Rosy Bindi non ci sta: "Non sono come Daniela Santanché"

La "pasionaria" del Pd rifiuta ogni paragone: "Io non chiesi voti al Pdl"

Rosy Bindi al teatro Vittoria di Torino
Rosy Bindi al teatro Vittoria di Torino

Guai a far paragoni. Se per appoggiare la candidatura di Daniela Santanché alla vicepresidenza della Camera, si argomenta che già in passato un'esponente di spicco di un partito come Rosy Bindi è stata chiamata a salire sullo scranno più alto di Montecitorio, la "pasionaria" del Pd va su tutte le furie.

"Mi pare che ci sia materia per non usare la mia persona in modo improprio e per ribadire che è il Pdl che deve garantire i voti ai suoi candidati e superare le proprie divisioni, senza gridare al tradimento del vincolo di maggioranza. E soprattutto senza invocare un precedente che non esiste?", scrive l'ex presidente del Pd, sottolineando che nel suo caso non si trattà affatto di "comportamento bipartisan".
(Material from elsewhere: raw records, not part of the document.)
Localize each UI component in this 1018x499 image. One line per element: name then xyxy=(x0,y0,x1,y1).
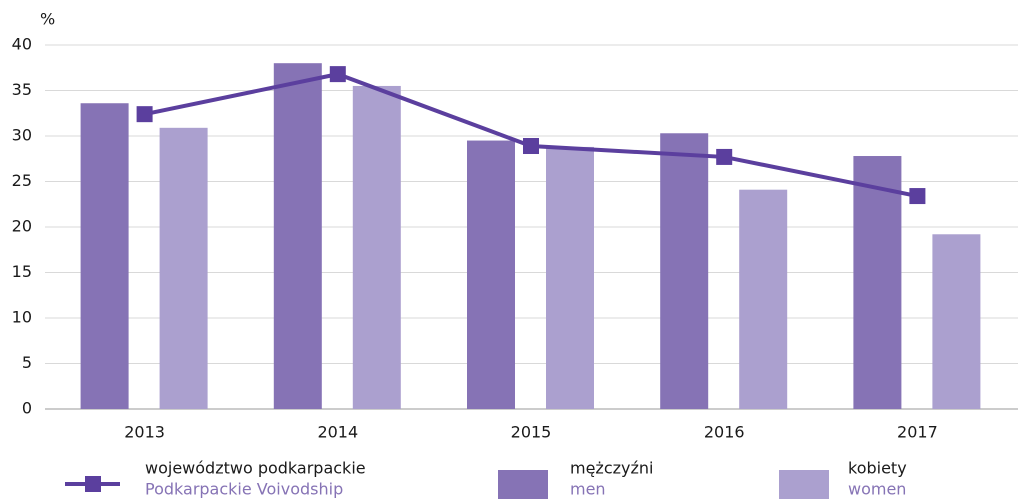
legend-marker xyxy=(85,476,101,492)
legend-label: województwo podkarpackie xyxy=(145,459,366,478)
legend-label-en: men xyxy=(570,480,606,499)
x-tick-label: 2013 xyxy=(124,423,165,442)
marker xyxy=(523,138,539,155)
bar xyxy=(273,63,322,409)
x-tick-label: 2015 xyxy=(511,423,552,442)
legend-label-en: Podkarpackie Voivodship xyxy=(145,480,343,499)
y-tick-label: 25 xyxy=(12,171,32,190)
line xyxy=(144,72,918,199)
bar xyxy=(467,140,515,410)
y-tick-label: 15 xyxy=(12,262,32,281)
y-tick-label: 30 xyxy=(12,126,32,145)
y-tick-label: 20 xyxy=(12,217,32,236)
marker xyxy=(909,188,926,205)
legend-label: kobiety xyxy=(848,459,907,478)
y-tick-label: 10 xyxy=(12,308,32,327)
y-tick-label: 40 xyxy=(12,35,32,54)
y-tick-label: 5 xyxy=(22,353,32,372)
y-axis-label: % xyxy=(40,10,55,29)
legend-swatch xyxy=(498,470,548,499)
y-tick-label: 35 xyxy=(12,80,32,99)
bar xyxy=(159,127,208,409)
bar xyxy=(660,133,709,409)
x-tick-label: 2017 xyxy=(897,423,938,442)
x-tick-label: 2014 xyxy=(317,423,358,442)
bar xyxy=(546,146,594,410)
bar xyxy=(352,85,401,409)
legend-label-en: women xyxy=(848,480,906,499)
marker xyxy=(716,148,733,165)
marker xyxy=(136,106,153,123)
x-tick-label: 2016 xyxy=(704,423,745,442)
marker xyxy=(329,66,346,83)
legend-swatch xyxy=(779,470,829,499)
legend-label: mężczyźni xyxy=(570,459,653,478)
bar xyxy=(739,189,788,409)
bar xyxy=(80,103,129,410)
bar xyxy=(932,234,981,409)
bar xyxy=(853,156,902,409)
y-tick-label: 0 xyxy=(22,399,32,418)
"Fui eletta con 262 voti, la seconda più votata dopo Antonio Leone e, pur essendo candidata del partito di opposizione, superai Maurizio Lupi", spiega la Bindi, "Infatti, il Pdl votava per Leone e Lupi, mentre il Pd, che disponeva di 217 deputati, votava per i due candidati di minoranza Bindi e Buttiglione. Fui eletta grazie ai voti del mio gruppo e penso dell’Udc. Non ebbi bisogno dei voti del Pdl, non ne feci richiesta e se qualche voto arrivò da quel partito fu libero, non dovuto e apprezzato".